空腹時血糖だけでは糖尿病を診断できない 「HbA1c測定のおすすめ」
職場健診の空腹時血糖が高くないのに糖尿病!
40歳のとき職場健診で高血圧症を診断され、ずっと当院に通院治療されている患者さんがいます。毎年職場健診を受けておられ、その都度検査結果を持参されます。当時からBMI=33~34と肥満症があり、脂肪肝も認めました。しかし空腹時血糖は100以下で正常、一昨年から、95→113→116と上昇してきていましたが、糖尿病の診断基準では空腹時血糖≧126ですので、初期の 境界型糖尿病と診断し、 減量の努力を促してきました。
「HbA1c」過去1~2か月の平均血糖を現す
しかし肝機能異常が遷延していましたので、脂肪肝炎の精査のため病院に紹介しました。診断の結果は単純性脂肪肝でたいしたことないと、しかしもっと重要なことが見つかりました。なんと、HbA1c=8.8%と上昇していたのです。ご存知の方は一目瞭然ですね、完全な糖尿病です。 ところでHbA1c が何を表しているかご存知でしょうか?過去1~2か月前の平均血糖値を反映します。
血液が赤いのは赤血球中のヘモグロビンの色です。本来ヘモグロビンは血中の酸素と結合し、全身の細胞に酸素を届ける役目があります。と同時に血中のブドウ糖とも結合しますが、「糖化ヘモグロビン」となってしまったヘモグロビンは元へはもどりません。糖化ヘモグロビンの割合を HbA1c という数値で表します。正常値は5.5%以下、6.5%以上は糖尿病状態なのです。前述の患者さんは知らないうちに糖尿病になっていたのです。
平均血糖の簡易計算式 (HbA1c-2)×30
さて HbA1c の理屈はわかったとしても、なんとなくイメージがわきません。そうなんです、血糖値で説明してもらわないと、そこで「アメリカ糖尿病協会」から発表されている計算式があります。

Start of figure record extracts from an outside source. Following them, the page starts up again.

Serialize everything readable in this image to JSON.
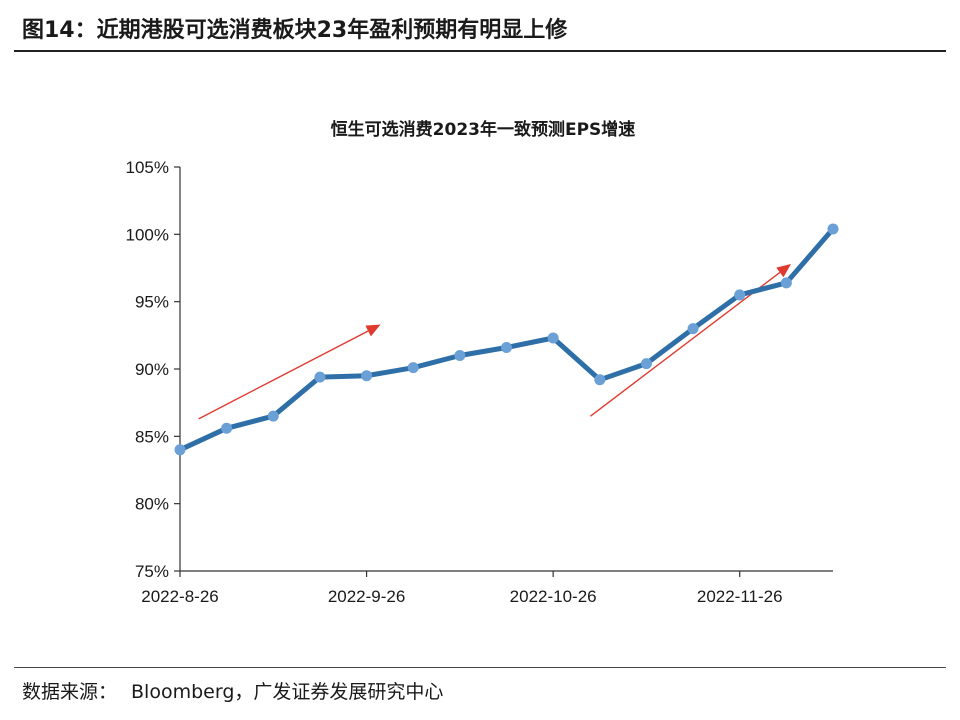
{
  "figure": {
    "title": "图14：近期港股可选消费板块23年盈利预期有明显上修",
    "source_label": "数据来源：",
    "source_text": "Bloomberg，广发证券发展研究中心"
  },
  "colors": {
    "line": "#2e6fa7",
    "marker": "#6aa0d6",
    "trend_arrow": "#e03a2f",
    "axis": "#333333"
  },
  "chart_data": {
    "type": "line",
    "title": "恒生可选消费2023年一致预测EPS增速",
    "xlabel": "",
    "ylabel": "",
    "x_tick_labels": [
      "2022-8-26",
      "2022-9-26",
      "2022-10-26",
      "2022-11-26"
    ],
    "x_tick_indices": [
      0,
      4,
      8,
      12
    ],
    "y_tick_labels": [
      "75%",
      "80%",
      "85%",
      "90%",
      "95%",
      "100%",
      "105%"
    ],
    "ylim": [
      75,
      105
    ],
    "grid": false,
    "legend": "none",
    "series": [
      {
        "values": [
          84.0,
          85.6,
          86.5,
          89.4,
          89.5,
          90.1,
          91.0,
          91.6,
          92.3,
          89.2,
          90.4,
          93.0,
          95.5,
          96.4,
          100.4
        ]
      }
    ],
    "annotations": [
      {
        "type": "trend-arrow",
        "from_index": 0.4,
        "from_value": 86.3,
        "to_index": 4.3,
        "to_value": 93.3
      },
      {
        "type": "trend-arrow",
        "from_index": 8.8,
        "from_value": 86.5,
        "to_index": 13.1,
        "to_value": 97.8
      }
    ]
  }
}
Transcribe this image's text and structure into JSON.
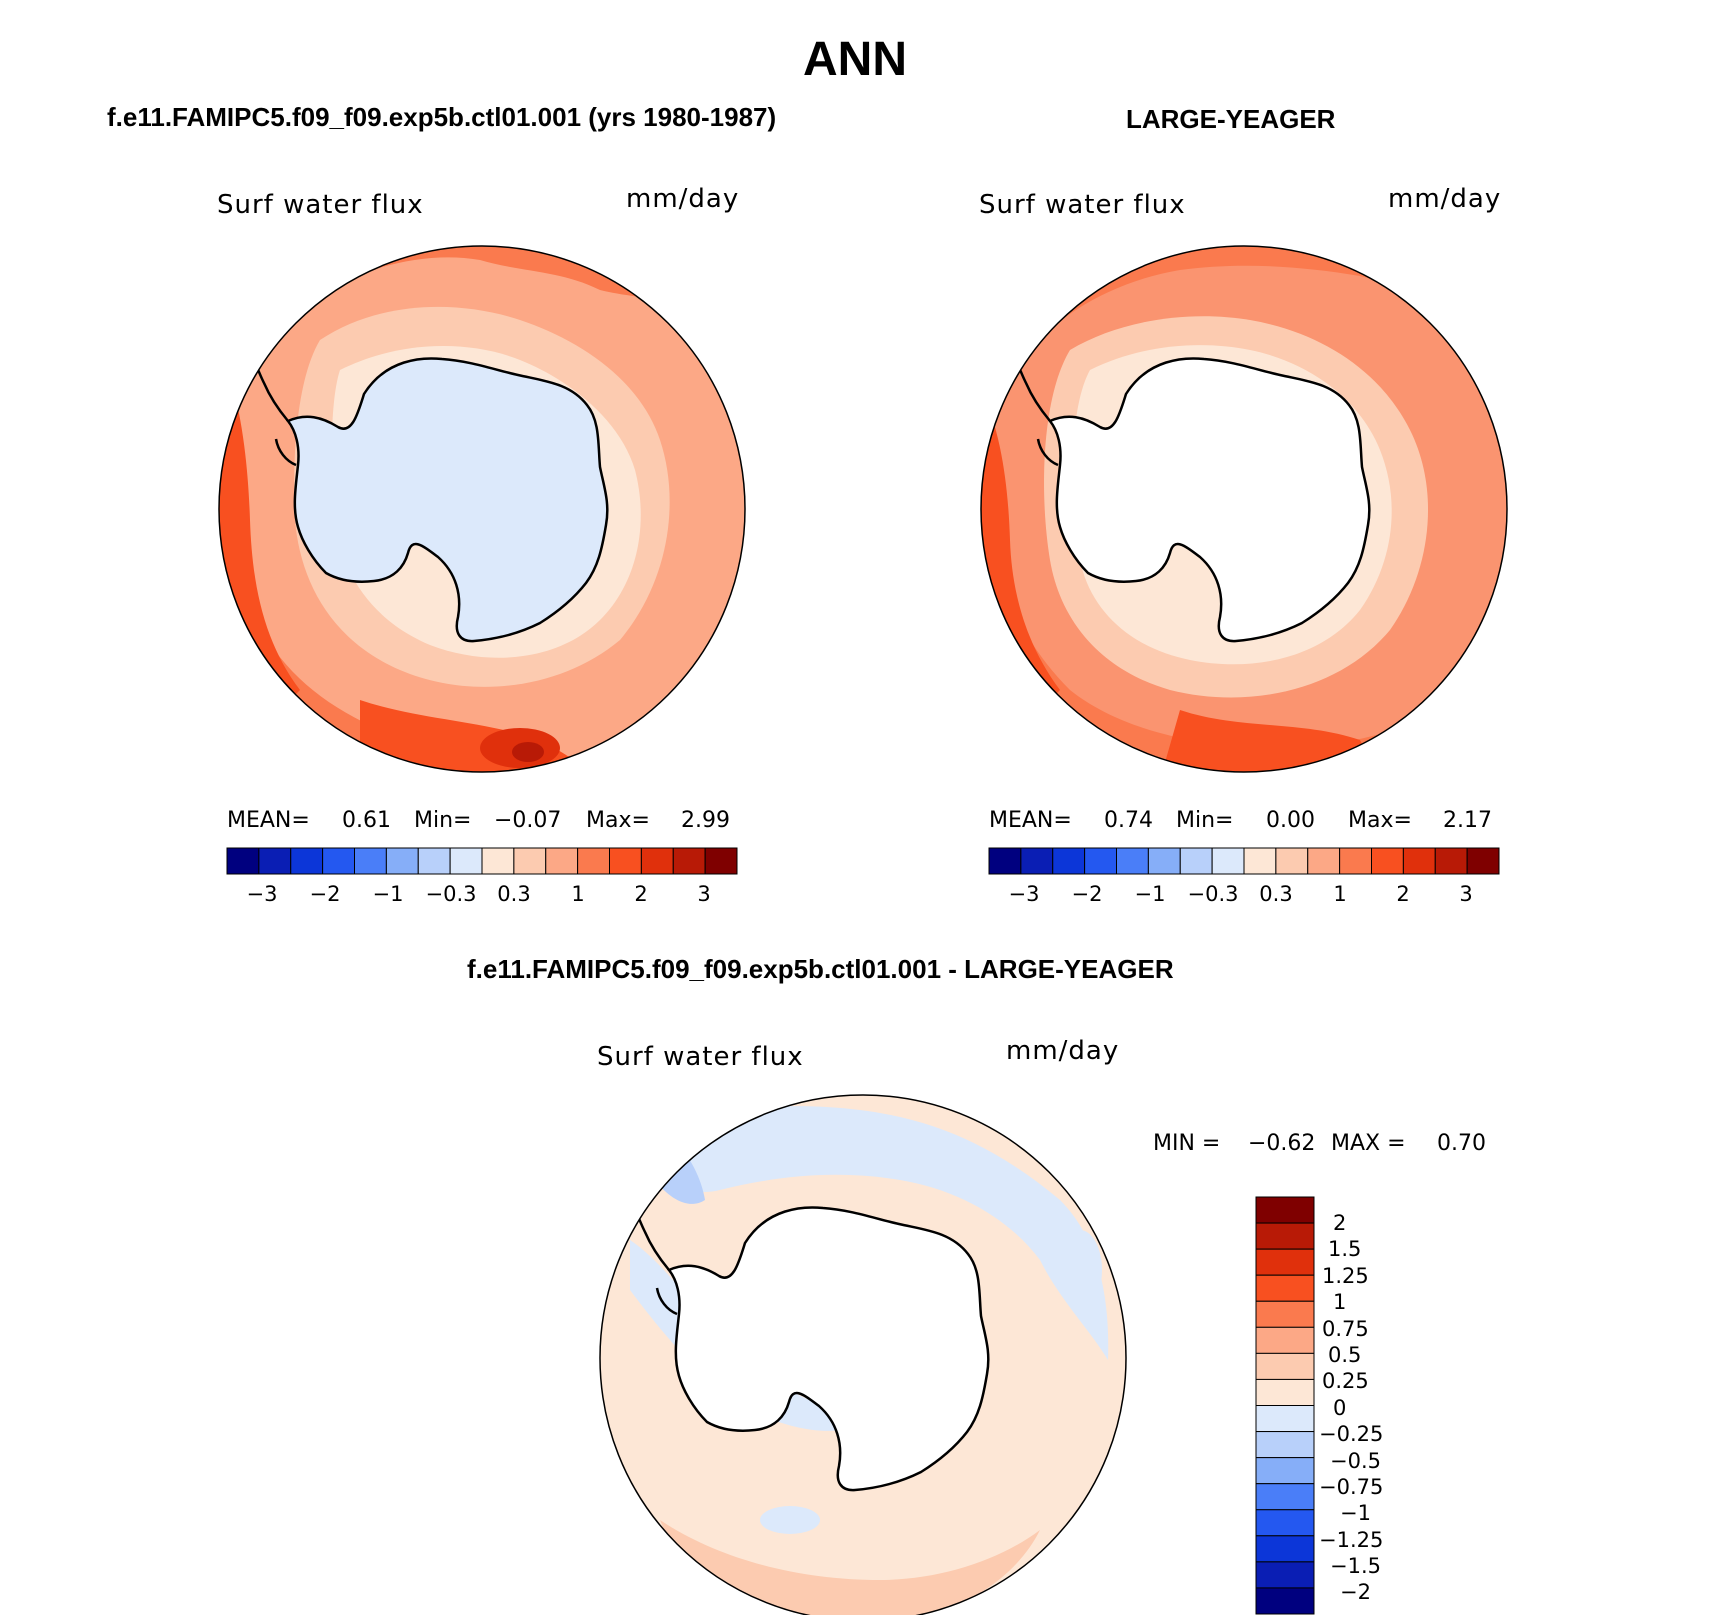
{
  "title": "ANN",
  "panels": [
    {
      "subtitle": "f.e11.FAMIPC5.f09_f09.exp5b.ctl01.001 (yrs 1980-1987)",
      "variable": "Surf water flux",
      "units": "mm/day",
      "stats": {
        "mean_label": "MEAN=",
        "mean": "0.61",
        "min_label": "Min=",
        "min": "−0.07",
        "max_label": "Max=",
        "max": "2.99"
      }
    },
    {
      "subtitle": "LARGE-YEAGER",
      "variable": "Surf water flux",
      "units": "mm/day",
      "stats": {
        "mean_label": "MEAN=",
        "mean": "0.74",
        "min_label": "Min=",
        "min": "0.00",
        "max_label": "Max=",
        "max": "2.17"
      }
    },
    {
      "subtitle": "f.e11.FAMIPC5.f09_f09.exp5b.ctl01.001 - LARGE-YEAGER",
      "variable": "Surf water flux",
      "units": "mm/day",
      "stats": {
        "min_label": "MIN =",
        "min": "−0.62",
        "max_label": "MAX =",
        "max": "0.70"
      }
    }
  ],
  "colorbar_horizontal": {
    "colors": [
      "#00007f",
      "#0a1eb4",
      "#0c36d8",
      "#2458f0",
      "#4a7ef8",
      "#86aef8",
      "#b8d0fa",
      "#dce9fb",
      "#fde7d6",
      "#fccbb0",
      "#fca886",
      "#fa7a4e",
      "#f85020",
      "#e0300c",
      "#b81a06",
      "#7f0000"
    ],
    "tick_labels": [
      "−3",
      "−2",
      "−1",
      "−0.3",
      "0.3",
      "1",
      "2",
      "3"
    ]
  },
  "colorbar_vertical": {
    "colors": [
      "#7f0000",
      "#b81a06",
      "#e0300c",
      "#f85020",
      "#fa7a4e",
      "#fca886",
      "#fccbb0",
      "#fde7d6",
      "#dce9fb",
      "#b8d0fa",
      "#86aef8",
      "#4a7ef8",
      "#2458f0",
      "#0c36d8",
      "#0a1eb4",
      "#00007f"
    ],
    "tick_labels": [
      "2",
      "1.5",
      "1.25",
      "1",
      "0.75",
      "0.5",
      "0.25",
      "0",
      "−0.25",
      "−0.5",
      "−0.75",
      "−1",
      "−1.25",
      "−1.5",
      "−2"
    ]
  },
  "map_fills": {
    "ocean_model": "#fca886",
    "ocean_obs": "#fa9470",
    "ocean_diff": "#fde7d6",
    "land_model": "#dce9fb",
    "land_obs": "#ffffff",
    "band_light": "#fccbb0",
    "band_strong": "#f85020",
    "diff_neg": "#dce9fb",
    "diff_neg2": "#b8d0fa"
  }
}
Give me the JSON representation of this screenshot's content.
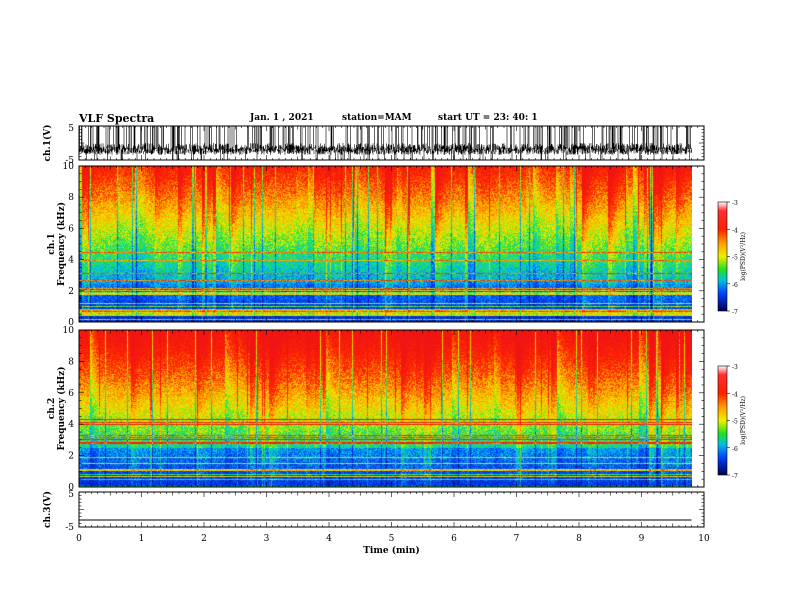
{
  "header": {
    "title": "VLF Spectra",
    "date": "Jan. 1 , 2021",
    "station": "station=MAM",
    "start_ut": "start UT = 23: 40: 1"
  },
  "chart_data": [
    {
      "type": "line",
      "panel": "ch1-waveform",
      "ylabel": "ch.1(V)",
      "yticks": [
        "5",
        "-5"
      ],
      "ylim": [
        -5,
        5
      ],
      "xlim": [
        0,
        10
      ],
      "x_data_range": [
        0,
        9.8
      ],
      "color": "#000000",
      "description_values": {
        "baseline_v": -2.5,
        "peak_v": 5
      }
    },
    {
      "type": "heatmap",
      "panel": "ch1-spectrogram",
      "ylabel": "ch.1\nFrequency (kHz)",
      "ylabel_lines": [
        "ch.1",
        "Frequency (kHz)"
      ],
      "yticks": [
        "0",
        "2",
        "4",
        "6",
        "8",
        "10"
      ],
      "ylim": [
        0,
        10
      ],
      "xlim": [
        0,
        10
      ],
      "x_data_range": [
        0,
        9.8
      ],
      "colorbar": {
        "label": "log(PSD)(V²/Hz)",
        "ticks": [
          "-3",
          "-4",
          "-5",
          "-6",
          "-7"
        ],
        "range": [
          -7,
          -3
        ]
      }
    },
    {
      "type": "heatmap",
      "panel": "ch2-spectrogram",
      "ylabel": "ch.2\nFrequency (kHz)",
      "ylabel_lines": [
        "ch.2",
        "Frequency (kHz)"
      ],
      "yticks": [
        "0",
        "2",
        "4",
        "6",
        "8",
        "10"
      ],
      "ylim": [
        0,
        10
      ],
      "xlim": [
        0,
        10
      ],
      "x_data_range": [
        0,
        9.8
      ],
      "colorbar": {
        "label": "log(PSD)(V²/Hz)",
        "ticks": [
          "-3",
          "-4",
          "-5",
          "-6",
          "-7"
        ],
        "range": [
          -7,
          -3
        ]
      }
    },
    {
      "type": "line",
      "panel": "ch3-waveform",
      "ylabel": "ch.3(V)",
      "yticks": [
        "5",
        "-5"
      ],
      "ylim": [
        -5,
        5
      ],
      "xlim": [
        0,
        10
      ],
      "x": [
        0,
        9.8
      ],
      "y": [
        -3,
        -3
      ],
      "color": "#000000",
      "xlabel": "Time (min)",
      "xticks": [
        "0",
        "1",
        "2",
        "3",
        "4",
        "5",
        "6",
        "7",
        "8",
        "9",
        "10"
      ]
    }
  ]
}
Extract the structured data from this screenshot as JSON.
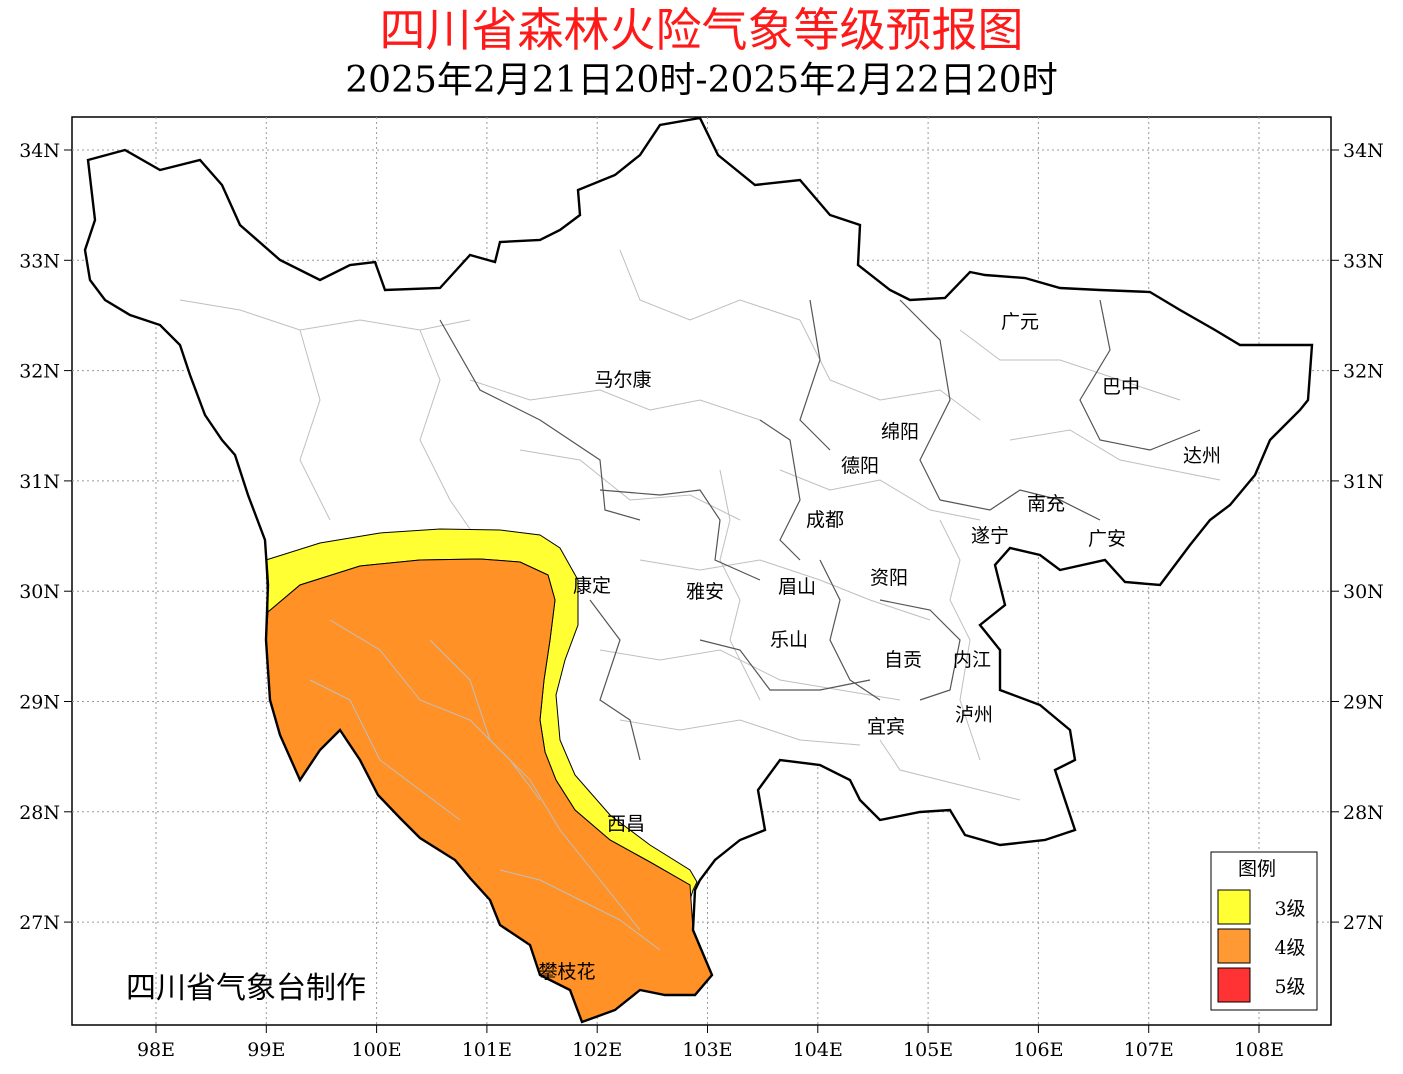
{
  "title": "四川省森林火险气象等级预报图",
  "subtitle": "2025年2月21日20时-2025年2月22日20时",
  "credit": "四川省气象台制作",
  "axes": {
    "lon_labels": [
      "98E",
      "99E",
      "100E",
      "101E",
      "102E",
      "103E",
      "104E",
      "105E",
      "106E",
      "107E",
      "108E"
    ],
    "lat_labels": [
      "34N",
      "33N",
      "32N",
      "31N",
      "30N",
      "29N",
      "28N",
      "27N"
    ]
  },
  "cities": [
    {
      "name": "广元"
    },
    {
      "name": "马尔康"
    },
    {
      "name": "巴中"
    },
    {
      "name": "绵阳"
    },
    {
      "name": "达州"
    },
    {
      "name": "德阳"
    },
    {
      "name": "南充"
    },
    {
      "name": "成都"
    },
    {
      "name": "遂宁"
    },
    {
      "name": "广安"
    },
    {
      "name": "康定"
    },
    {
      "name": "雅安"
    },
    {
      "name": "眉山"
    },
    {
      "name": "资阳"
    },
    {
      "name": "乐山"
    },
    {
      "name": "自贡"
    },
    {
      "name": "内江"
    },
    {
      "name": "泸州"
    },
    {
      "name": "宜宾"
    },
    {
      "name": "西昌"
    },
    {
      "name": "攀枝花"
    }
  ],
  "legend": {
    "title": "图例",
    "items": [
      {
        "label": "3级",
        "color": "#ffff33"
      },
      {
        "label": "4级",
        "color": "#ff9933"
      },
      {
        "label": "5级",
        "color": "#ff3333"
      }
    ]
  },
  "colors": {
    "title": "#ff1a1a",
    "level3": "#ffff33",
    "level4": "#ff9933",
    "level5": "#ff3333"
  }
}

<推定平均血糖値(mg/dl)=28.7×HbA1c(%)-46.7>
この式に HbA1c =7%を代入すると、平均血糖値=154となります。
でもまだ面倒、電卓が要りますよね。そこでこんなページを見つけました。なんと暗算できるんです。(HbA1c-2)×30=だいたいの平均血糖値
HbA1c に先ほどの7%を代入すると、なんと150 いけそうですね。
https://allabout.co.jp/gm/gc/302365/
そこで最初に紹介した患者さんに戻ります。 HbA1c =8.8%を代入すると、なんと平均血糖値=204です(アメリカの式では206)。この式をどうやって見つけたのか聞いてみたいですね。するとこの患者さんの空腹時血糖値が110とすると、平均が200なら最高値は290ということになるでしょうか?もちろん血糖値の上昇下降の曲線はサインカーブではないですから厳密には異なります。しかし、おおよそのイメージがつきます。
初期の糖尿病は「食後血糖」から上昇する
言いたいことは、空腹時血糖値だけを毎年健診で測定していても糖尿病を発見できないということなのです。初期の糖尿病では食後血糖から上昇が始まります。進行すると空腹時血糖も上昇してくる、したがって早期に発見するためには食後血糖(1~2時間)を繰り返し測定したほうがよい、しかし検診の日に限って食事量を減らしてくれば血糖値は上がりません、ということは過去1~2か月間の平均血糖を反映する HbA1c がもっとも検診にふさわしいのではないかと思います。
労働安全衛生法の検査項目では見つからない糖尿病がある
そこで現行の労働安全衛生法ですが、血糖検査については「空腹時血糖、あるいは随時血糖を必須とし、 HbA1c だけの検査は認めない」となっています。また随時血糖とは食後3.5時間以上経過した時間をさします。つまり食後の最も高いと思われる食後血糖の検査は認めないということです。もちろん医師が必要と認めた場合のみ HbA1c 追加をしてよいのですが、会社側の負担が増えることになりますから通常はしないわけです。
わたしの失敗は、空腹時血糖値>100となった時点で、 HbA1c測定、あるいは75gOGTT負荷テスト 勧めなかったことにつきます。この患者さんは糖尿病の家族歴はありませんが、肥満症がありますから糖尿病に進みやすい状態にありました。もっと厳格に減量を指示し、もし昨年に検査をしていれば、早い段階で診断できた可能性がありました。
「HbA1c」を測ろう!
糖尿病は万病のもとです。早期に発見し、早期に生活習慣を改善しさえすれば、糖尿病のない人とまったく同じ健康寿命を全うできます。 HbA1c 検査は迅速検査ですぐ結果がわかります。今は調剤薬局でも受けられところがあります。住民健診では必ず測定しますが、会社によっては健診項目に入っていないことがあるのです。何かの折に一度は測定してみることをお勧めします。